July 05, 2006
Blog Entry

Posting Company Pics on Public Photo-Sharing Sites -- Have You Looked Up Your Brand in Flickr Yet?

SUMMARY: No summary available.
By Anne Holland, President

The other day when I was procrastinating about a rather dull project, I surfed over to Google and looked up my name. (Come on, admit it, you've looked up yours, too.)

I was expecting some pages from Sherpa to pop up along with a few other press quotes. So, it was with great surprise that one of the top links was to photo-sharing site Flickr.com. There's a photo I didn't know out there on the Internet?

Yup -- there I am in all my six-foot-tall glory looming over WSJ.com's head of marketing Jennifer Singer, who is maybe 5'2" in heels as we prepare to speak on a stage in NYC. Turns out one of our MarketingSherpa Summit attendees snapped the shot and posted it.

Then, completely coincidentally, I got an email from a marketing pal at Burpee who said, "Hey, go look at our company photos at Flickr!" They'd posted a bunch of stuff, including old catalog covers and even their favorite customer letters. And, because surfing Flickr is based on tagging, the results page also gave links to hundreds of Burpee-related photos that consumers had posted independently.

A complete brand photo library had blossomed on the public Internet, much of it without the knowledge of the brand itself.

Coincidences run in packs, because a few minutes later our own head of graphics Betsy Kreiner asked me, "Where should we put all the company photos from Summits and stuff on the intranet?" "Don't," I replied. "Put them on Flickr instead."

Why not? There's nothing secret, just various snaps from our Summits, plus several photos of what appear to be me abusing a cat. (That's Pete, our office cat, and I'm carefully placing him in a fleece-lined container so he won't make noise during an important conference call.)

One lesson learned -- tagging is harder than you think. The graphics team uploaded photos by using words they would find useful to find them again. Terms such as "WL0589R-b2b" as well as our company name without caps. I guess that wouldn't be too bad on an intranet section only they used. But it drove me nuts.

So now they are re-tagging everything, plus adding in people's names, etc. There are several hundred pics, so it could take a while. By the way, if you are pictured in there and no one has posted your name to your photo yet, please forgive us. We're working on it. You can post your name via a comment tag, too, if you want.

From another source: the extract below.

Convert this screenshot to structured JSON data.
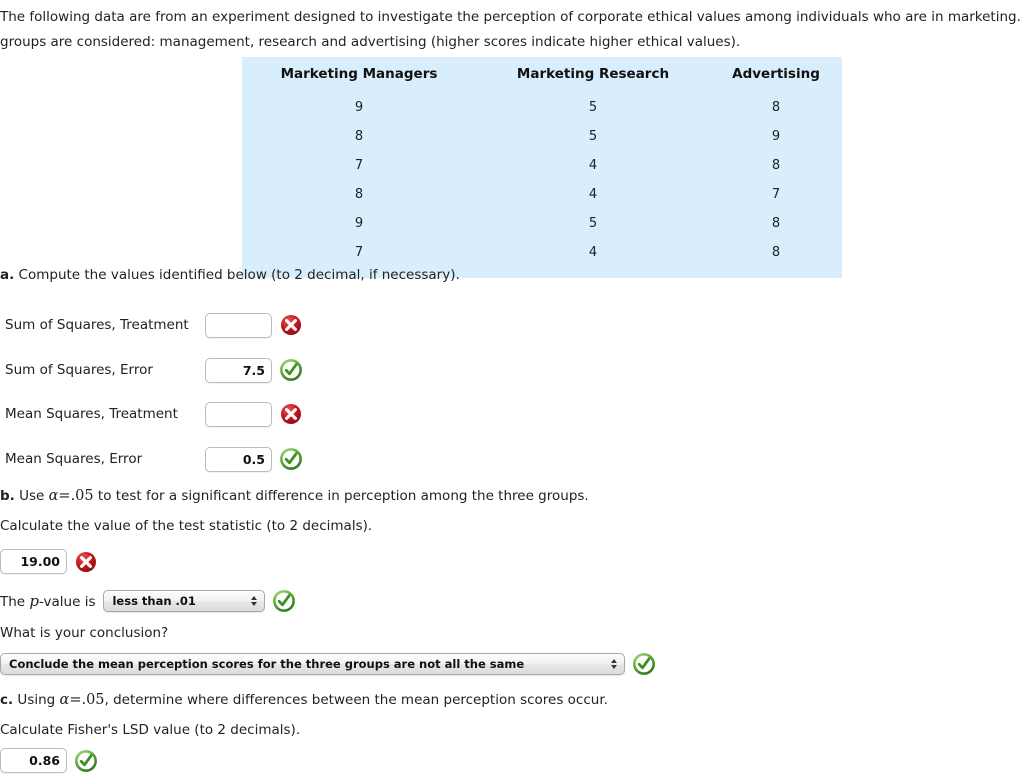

In the meantime, consider two things for your own brand -– first, remember to search sites such as Flickr occasionally to see what images are tagged with your brand. Second, consider if like Burpee you should take advantage of this platform to share more of your in-house photos with the world.


***Follow-up note:
We received this letter from a Sherpa reader:

"You know the Flickr thing really brings up a privacy question I have been wondering about.

It used to be, someone took your photo at a party and the most you had to worry about was that they might show it to their friends in their (printed) photo album.

Then, with the advent of digital cameras and camera phones, it could possibly show up attached to a post party email, SMS, or perhaps posted on their private webpage, with funky photo number tags which would never be indexed for your full name anyway.

But sites like Flickr mean that you completely loose any say over how your photo and name are used. What if I take photos at my company’s DMA cocktail hour and add names as tags in Flickr? Now, the client list become public knowledge, or a job seeker from a competitor gets questions about why they are at our party, etc. Or, you end up unintentionally endorsing a particular company because you are listed and indexed as being at their event. (I won’t even mention the whole “here is a photo of Chris snapped at a NY event with their arms around someone who is not their spouse…and Chris didn’t even realize the photo was being taken.”)

I have no hard answers here – but it sure does bring up some questions. Perhaps the issues are not quite as salient in the business world, but our professional and business worlds continue to blur."